BRASIL – Há cinco anos, o menino Miguel Otávio Santana da Silva, de apenas 5 anos, morreu após cair do 9º andar do Edifício Pier Maurício de Nassau, um dos prédios de luxo conhecidos como “Torres Gêmeas”, no Centro do Recife. Nesta segunda-feira (2), familiares, ativistas e movimentos sociais se reuniram em frente ao local para um ato em memória do garoto e em cobrança por justiça, já que o processo judicial ainda não foi concluído.

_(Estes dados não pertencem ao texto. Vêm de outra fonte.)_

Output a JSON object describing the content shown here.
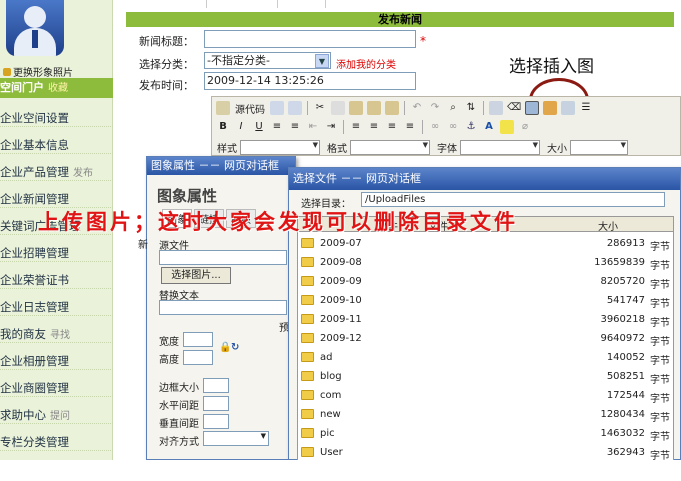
{
  "sidebar": {
    "photo_link": "更换形象照片",
    "portal": "空间门户",
    "portal_sub": "收藏",
    "items": [
      {
        "label": "企业空间设置",
        "sub": ""
      },
      {
        "label": "企业基本信息",
        "sub": ""
      },
      {
        "label": "企业产品管理",
        "sub": "发布"
      },
      {
        "label": "企业新闻管理",
        "sub": ""
      },
      {
        "label": "关键词广告管理",
        "sub": ""
      },
      {
        "label": "企业招聘管理",
        "sub": ""
      },
      {
        "label": "企业荣誉证书",
        "sub": ""
      },
      {
        "label": "企业日志管理",
        "sub": ""
      },
      {
        "label": "我的商友",
        "sub": "寻找"
      },
      {
        "label": "企业相册管理",
        "sub": ""
      },
      {
        "label": "企业商圈管理",
        "sub": ""
      },
      {
        "label": "求助中心",
        "sub": "提问"
      },
      {
        "label": "专栏分类管理",
        "sub": ""
      }
    ]
  },
  "form": {
    "header": "发布新闻",
    "title_label": "新闻标题：",
    "category_label": "选择分类：",
    "category_value": "-不指定分类-",
    "add_category": "添加我的分类",
    "time_label": "发布时间：",
    "time_value": "2009-12-14 13:25:26",
    "required_mark": "*"
  },
  "annotation": "选择插入图",
  "overlay_text": "上传图片；这时大家会发现可以删除目录文件",
  "editor": {
    "source_label": "源代码",
    "style_label": "样式",
    "format_label": "格式",
    "font_label": "字体",
    "size_label": "大小"
  },
  "image_dialog": {
    "title": "图象属性 －－ 网页对话框",
    "heading": "图象属性",
    "tabs": [
      "图象",
      "链接",
      "高级"
    ],
    "source_label": "源文件",
    "choose_button": "选择图片...",
    "alt_label": "替换文本",
    "preview_label": "预",
    "width_label": "宽度",
    "height_label": "高度",
    "border_label": "边框大小",
    "hspace_label": "水平间距",
    "vspace_label": "垂直间距",
    "align_label": "对齐方式",
    "left_partial": "新"
  },
  "file_dialog": {
    "title": "选择文件 －－ 网页对话框",
    "dir_label": "选择目录：",
    "dir_value": "/UploadFiles",
    "col_file": "文件",
    "col_size": "大小",
    "col_mid": "文件",
    "rows": [
      {
        "name": "2009-07",
        "size": "286913",
        "unit": "字节"
      },
      {
        "name": "2009-08",
        "size": "13659839",
        "unit": "字节"
      },
      {
        "name": "2009-09",
        "size": "8205720",
        "unit": "字节"
      },
      {
        "name": "2009-10",
        "size": "541747",
        "unit": "字节"
      },
      {
        "name": "2009-11",
        "size": "3960218",
        "unit": "字节"
      },
      {
        "name": "2009-12",
        "size": "9640972",
        "unit": "字节"
      },
      {
        "name": "ad",
        "size": "140052",
        "unit": "字节"
      },
      {
        "name": "blog",
        "size": "508251",
        "unit": "字节"
      },
      {
        "name": "com",
        "size": "172544",
        "unit": "字节"
      },
      {
        "name": "new",
        "size": "1280434",
        "unit": "字节"
      },
      {
        "name": "pic",
        "size": "1463032",
        "unit": "字节"
      },
      {
        "name": "User",
        "size": "362943",
        "unit": "字节"
      }
    ]
  },
  "colors": {
    "accent": "#8dbb3c",
    "annotation_circle": "#8b1a12",
    "overlay": "#e01414"
  }
}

Na época do ocorrido, Miguel estava sob os cuidados de Sari Corte Real, ex-primeira-dama de Tamandaré (PE) e patroa de sua mãe, Mirtes Renata Santana, que trabalhava como empregada doméstica no local. Enquanto Mirtes passeava com o cachorro da família, Sari deixou o menino sozinho no elevador e apertou o botão para a cobertura, de onde ele acabou caindo.
Em 2022, Sari foi condenada a 8 anos e 6 meses de prisão por homicídio culposo (sem intenção de matar), mas, no ano seguinte, a pena foi reduzida para 7 anos. Apesar da decisão, ela continua em liberdade, pois o processo ainda tramita em segunda instância no Tribunal de Justiça de Pernambuco (TJPE).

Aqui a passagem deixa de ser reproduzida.